Transport through an impurity tunnel coupled to a Si/SiGe quantum dot

TL;DR

This paper demonstrates controllable tunnel coupling between a silicon quantum dot and a localized impurity state, advancing the development of hybrid donor and quantum dot qubits in silicon.

Contribution

It reports the first characterization of a quantum dot coupled to a localized impurity state with gate-voltage controllable tunnel coupling in silicon.

Findings

Evidence of controllable coupling between quantum dot and impurity.

Identification of the impurity location near the quantum well edge.

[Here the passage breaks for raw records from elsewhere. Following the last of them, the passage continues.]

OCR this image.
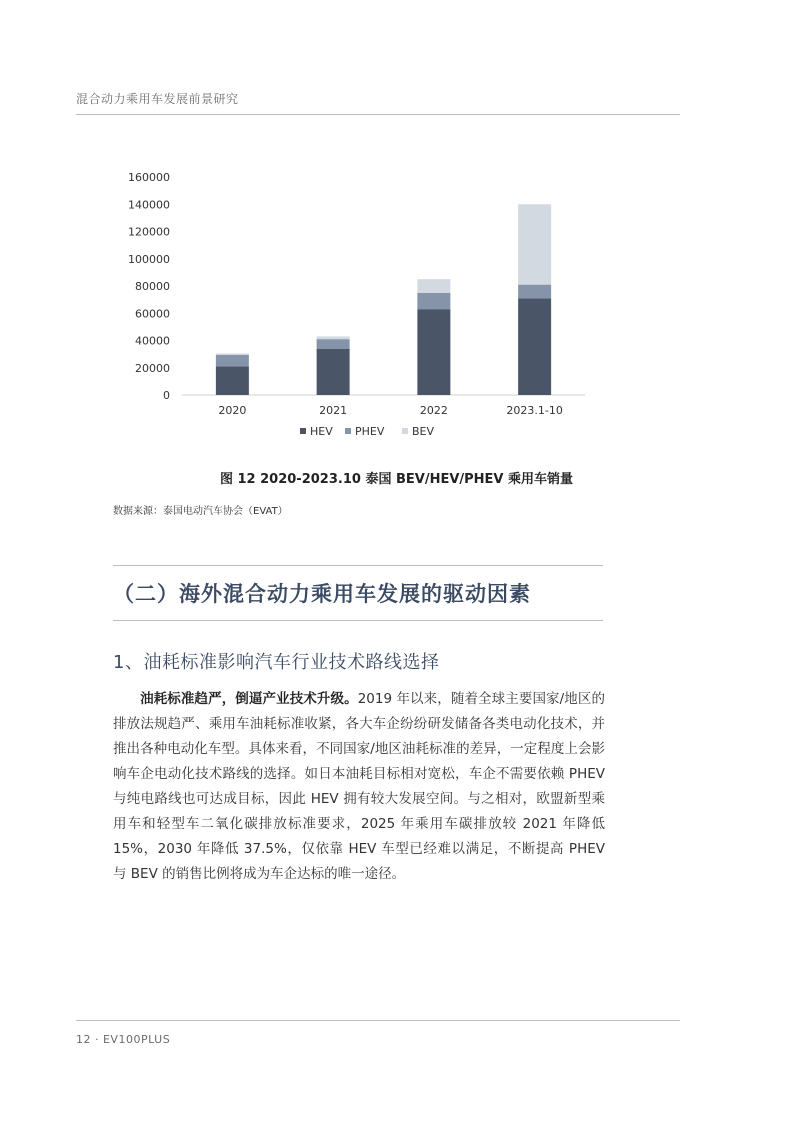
混合动力乘用车发展前景研究
0
20000
40000
60000
80000
100000
120000
140000
160000
2020	2021	2022	2023.1-10
HEV PHEV	BEV
图 12 2020-2023.10 泰国 BEV/HEV/PHEV 乘用车销量
数据来源：泰国电动汽车协会（EVAT）
（二）海外混合动力乘用车发展的驱动因素
1、油耗标准影响汽车行业技术路线选择
油耗标准趋严，倒逼产业技术升级。2019 年以来，随着全球主要国家/地区的排放法规趋严、乘用车油耗标准收紧，各大车企纷纷研发储备各类电动化技术，并推出各种电动化车型。具体来看，不同国家/地区油耗标准的差异，一定程度上会影响车企电动化技术路线的选择。如日本油耗目标相对宽松，车企不需要依赖 PHEV 与纯电路线也可达成目标，因此 HEV 拥有较大发展空间。与之相对，欧盟新型乘用车和轻型车二氧化碳排放标准要求，2025 年乘用车碳排放较 2021 年降低 15%，2030 年降低 37.5%，仅依靠 HEV 车型已经难以满足，不断提高 PHEV 与 BEV 的销售比例将成为车企达标的唯一途径。
12 · EV100PLUS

Transport measurements consistent with gate-tunable tunnel coupling.

Abstract

Achieving controllable coupling of dopants in silicon is crucial for operating donor-based qubit devices, but it is difficult because of the small size of donor-bound electron wavefunctions. Here we report the characterization of a quantum dot coupled to a localized electronic state, and we present evidence of controllable coupling between the quantum dot and the localized state. A set of measurements of transport through this device enable the determination of the most likely location of the localized state, consistent with an electronically active impurity in the quantum well near the edge of the quantum dot. The experiments we report are consistent with a gate-voltage controllable tunnel coupling, which is an important building block for hybrid donor and gate-defined quantum dot devices.